Défense, signifie aussi protection, justification. Dieu prend en main la défense des innocens & des foibles, de la veuve & des orphelins. Cet Auteur a pris la défense de son confrère, il a fait son apologie. Cet Orateur a entrepris la défense de cette proposition, il la soutient hautement. Costar a fait la défense des Œuvres de Voiture, & Ogier celle des Œuvres de Balzac.

Défense, en termes de guerre, signifie en général la résistance que font les troupes aux attaques de l’ennemi.

☞ La défense d’une place c’est l’art de résister aux attaques de l’ennemi qui veut s’en emparer.

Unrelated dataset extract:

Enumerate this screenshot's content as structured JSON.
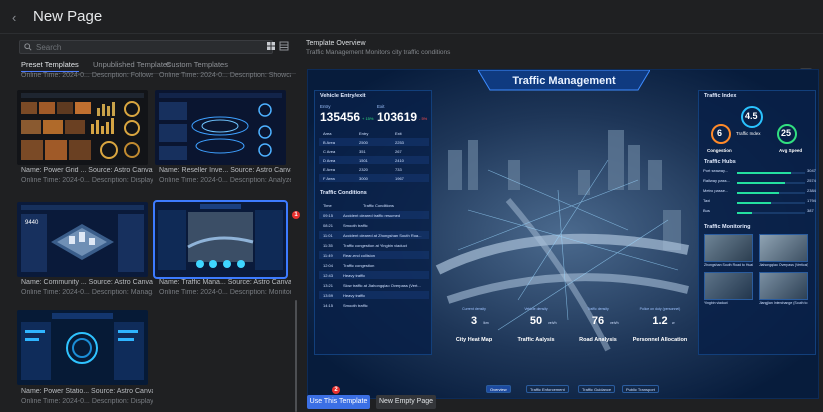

Cette garnison a fait une belle, une longue défense ; pour dire a soutenu un long siége.

Défenses, en termes de fortification, c’est tout ce qui sert à couvrir les ouvrages & les soldats qui défendent la place. Les parapets, les flancs, les casemates, les ravelins, &c. sont défenses : & on dit d’une ville, que ses défenses sont ruinées, quand le canon a abattu ou détruit ces ouvrages, quand les soldats ne peuvent plus tirer à couvert. Propugnacula, munimenta. On avoit abattu avec des béliers les principales défenses. Vaug. Il fallut rétablir les défenses de la place. Ablanc.

On appelle aussi la ligne de défense, celle qui flanque un bastion, & qui est tirée du flanc qui lui est opposé. Linea defensionis. La ligne de défense ne doit être que 120. toises, c’est-à-dire, à la portée du mousquet. Il y a des lignes de défense rasantes & fichantes. Voy. Ligne. Etre en défense, ou mettre en défense, c’est-à-dire, être ou mettre en état de défense. Le logement n’est pas encore en défense. On a mis la redoute en défense.

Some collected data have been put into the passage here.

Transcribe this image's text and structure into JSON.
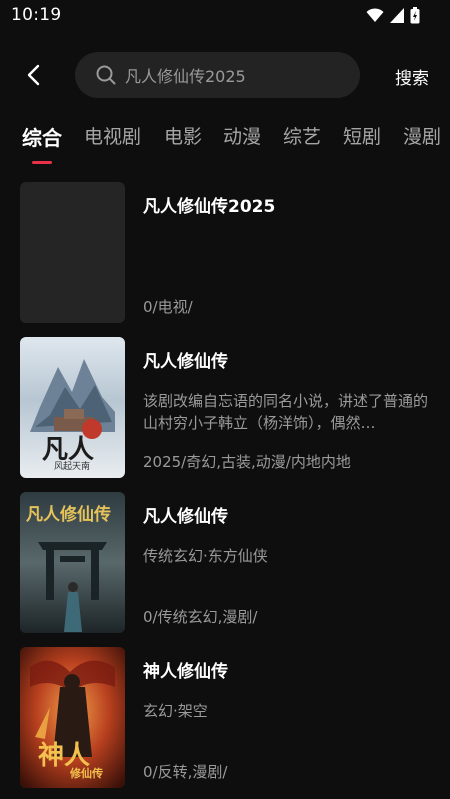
{
  "status_bar": {
    "time": "10:19"
  },
  "header": {
    "search_value": "凡人修仙传2025",
    "search_button": "搜索"
  },
  "tabs": [
    {
      "label": "综合",
      "active": true
    },
    {
      "label": "电视剧"
    },
    {
      "label": "电影"
    },
    {
      "label": "动漫"
    },
    {
      "label": "综艺"
    },
    {
      "label": "短剧"
    },
    {
      "label": "漫剧"
    }
  ],
  "results": [
    {
      "title": "凡人修仙传2025",
      "desc": "",
      "meta": "0/电视/"
    },
    {
      "title": "凡人修仙传",
      "desc": "该剧改编自忘语的同名小说，讲述了普通的山村穷小子韩立（杨洋饰），偶然…",
      "meta": "2025/奇幻,古装,动漫/内地内地"
    },
    {
      "title": "凡人修仙传",
      "desc": "传统玄幻·东方仙侠",
      "meta": "0/传统玄幻,漫剧/"
    },
    {
      "title": "神人修仙传",
      "desc": "玄幻·架空",
      "meta": "0/反转,漫剧/"
    }
  ],
  "posters": {
    "poster2_title": "凡人",
    "poster2_sub": "风起天南",
    "poster3_title": "凡人修仙传",
    "poster4_title": "神人",
    "poster4_sub": "修仙传"
  },
  "colors": {
    "accent": "#e8304a",
    "background": "#0e0e0e",
    "search_bg": "#232323"
  }
}
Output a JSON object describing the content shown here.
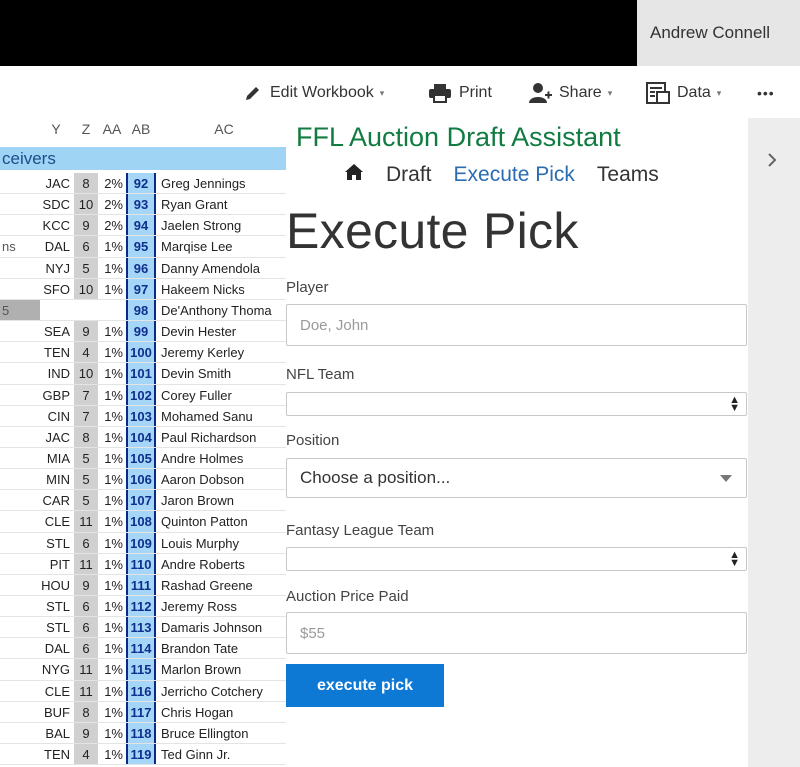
{
  "topbar": {
    "user_name": "Andrew Connell"
  },
  "ribbon": {
    "edit_workbook": "Edit Workbook",
    "print": "Print",
    "share": "Share",
    "data": "Data",
    "more": "•••"
  },
  "sheet": {
    "col_headers": [
      "Y",
      "Z",
      "AA",
      "AB",
      "AC"
    ],
    "banner": "ceivers",
    "rows": [
      {
        "x": "",
        "y": "JAC",
        "z": "8",
        "aa": "2%",
        "ab": "92",
        "ac": "Greg Jennings"
      },
      {
        "x": "",
        "y": "SDC",
        "z": "10",
        "aa": "2%",
        "ab": "93",
        "ac": "Ryan Grant"
      },
      {
        "x": "",
        "y": "KCC",
        "z": "9",
        "aa": "2%",
        "ab": "94",
        "ac": "Jaelen Strong"
      },
      {
        "x": "ns",
        "y": "DAL",
        "z": "6",
        "aa": "1%",
        "ab": "95",
        "ac": "Marqise Lee"
      },
      {
        "x": "",
        "y": "NYJ",
        "z": "5",
        "aa": "1%",
        "ab": "96",
        "ac": "Danny Amendola"
      },
      {
        "x": "",
        "y": "SFO",
        "z": "10",
        "aa": "1%",
        "ab": "97",
        "ac": "Hakeem Nicks"
      },
      {
        "x": "5",
        "y": "",
        "z": "",
        "aa": "",
        "ab": "98",
        "ac": "De'Anthony Thoma",
        "gray": true
      },
      {
        "x": "",
        "y": "SEA",
        "z": "9",
        "aa": "1%",
        "ab": "99",
        "ac": "Devin Hester"
      },
      {
        "x": "",
        "y": "TEN",
        "z": "4",
        "aa": "1%",
        "ab": "100",
        "ac": "Jeremy Kerley"
      },
      {
        "x": "",
        "y": "IND",
        "z": "10",
        "aa": "1%",
        "ab": "101",
        "ac": "Devin Smith"
      },
      {
        "x": "",
        "y": "GBP",
        "z": "7",
        "aa": "1%",
        "ab": "102",
        "ac": "Corey Fuller"
      },
      {
        "x": "",
        "y": "CIN",
        "z": "7",
        "aa": "1%",
        "ab": "103",
        "ac": "Mohamed Sanu"
      },
      {
        "x": "",
        "y": "JAC",
        "z": "8",
        "aa": "1%",
        "ab": "104",
        "ac": "Paul Richardson"
      },
      {
        "x": "",
        "y": "MIA",
        "z": "5",
        "aa": "1%",
        "ab": "105",
        "ac": "Andre Holmes"
      },
      {
        "x": "",
        "y": "MIN",
        "z": "5",
        "aa": "1%",
        "ab": "106",
        "ac": "Aaron Dobson"
      },
      {
        "x": "",
        "y": "CAR",
        "z": "5",
        "aa": "1%",
        "ab": "107",
        "ac": "Jaron Brown"
      },
      {
        "x": "",
        "y": "CLE",
        "z": "11",
        "aa": "1%",
        "ab": "108",
        "ac": "Quinton Patton"
      },
      {
        "x": "",
        "y": "STL",
        "z": "6",
        "aa": "1%",
        "ab": "109",
        "ac": "Louis Murphy"
      },
      {
        "x": "",
        "y": "PIT",
        "z": "11",
        "aa": "1%",
        "ab": "110",
        "ac": "Andre Roberts"
      },
      {
        "x": "",
        "y": "HOU",
        "z": "9",
        "aa": "1%",
        "ab": "111",
        "ac": "Rashad Greene"
      },
      {
        "x": "",
        "y": "STL",
        "z": "6",
        "aa": "1%",
        "ab": "112",
        "ac": "Jeremy Ross"
      },
      {
        "x": "",
        "y": "STL",
        "z": "6",
        "aa": "1%",
        "ab": "113",
        "ac": "Damaris Johnson"
      },
      {
        "x": "",
        "y": "DAL",
        "z": "6",
        "aa": "1%",
        "ab": "114",
        "ac": "Brandon Tate"
      },
      {
        "x": "",
        "y": "NYG",
        "z": "11",
        "aa": "1%",
        "ab": "115",
        "ac": "Marlon Brown"
      },
      {
        "x": "",
        "y": "CLE",
        "z": "11",
        "aa": "1%",
        "ab": "116",
        "ac": "Jerricho Cotchery"
      },
      {
        "x": "",
        "y": "BUF",
        "z": "8",
        "aa": "1%",
        "ab": "117",
        "ac": "Chris Hogan"
      },
      {
        "x": "",
        "y": "BAL",
        "z": "9",
        "aa": "1%",
        "ab": "118",
        "ac": "Bruce Ellington"
      },
      {
        "x": "",
        "y": "TEN",
        "z": "4",
        "aa": "1%",
        "ab": "119",
        "ac": "Ted Ginn Jr."
      }
    ]
  },
  "panel": {
    "app_title": "FFL Auction Draft Assistant",
    "nav": {
      "draft": "Draft",
      "execute_pick": "Execute Pick",
      "teams": "Teams"
    },
    "page_title": "Execute Pick",
    "player_label": "Player",
    "player_placeholder": "Doe, John",
    "nfl_team_label": "NFL Team",
    "position_label": "Position",
    "position_value": "Choose a position...",
    "fantasy_team_label": "Fantasy League Team",
    "price_label": "Auction Price Paid",
    "price_placeholder": "$55",
    "execute_button": "execute pick"
  }
}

On dit, en termes de Blason, qu’un hérisson est en défense, lorsqu’il est roulé en peloton, ainsi qu’il a coutume de se mettre pour éviter d’être pris.

Défense, en termes de Palais, se dit des premières écritures qu’on fournit dans un procès contre un demandeur. En général les défenses sont les moyens qu’on emploie contre une demande. Defensio. Les appointemens en droit se donnent sur des demandes & défenses. On donnoit ci-devant des jugemens par défaut, qu’on nommoit des deboutés de défenses.

Défenses, signifie aussi un jugement qu’on obtient pour empêcher l’exécution d’un autre jugement. On donne des arrêts de défenses particulières pour lier les mains à des Juges, ou à des Officiers, pour empêcher qu’ils ne continuent l’instruction d’un procès, l’exécution d’un jugement, & aux parties, pour empêcher qu’elles ne passent outre à un mariage, à la construction de quelque bâtiment, ou autre chose semblable. En matière criminelle, un accusé pour toutes écritures donne des défenses par atténuation. Ce sont des exceptions proposées par l’accusé, pour détruire les raisons, les moyens & les preuves dont se sert l’accusateur, pour prouver que l’accusé a commis le crime dont il s’agit.

☞ Ces sortes de défenses sont abrogées par l’Ordonnance criminelle ; mais on peut présenter requête pour servir de défenses, raisons, moyens contre les pièces justificatives de l’accusateur.

Défenses au contraire. Ce sont celles que le Juge permet de proposer pour contredire les moyens mis en avant pour la partie adverse.

Défense, se dit aussi des publications qui se font en Justice pour interdire l’usage de quelque chose, & pour empêcher qu’on ne la fasse. Défense en ce sens est la publication qui est faite d’une chose par un Edit, une Ordonnance, une Déclaration, un Arrêt, &c. Interdictum, interdictio. Il y a des défenses faites par les loix divines & humaines, de nuire à son prochain. On a publié la défense des dentelles d’or & d’argent. La Cour fait très-expresses inhibitions & défenses à toutes personnes de, &c. Les défenses ont été publiées à son de trompe.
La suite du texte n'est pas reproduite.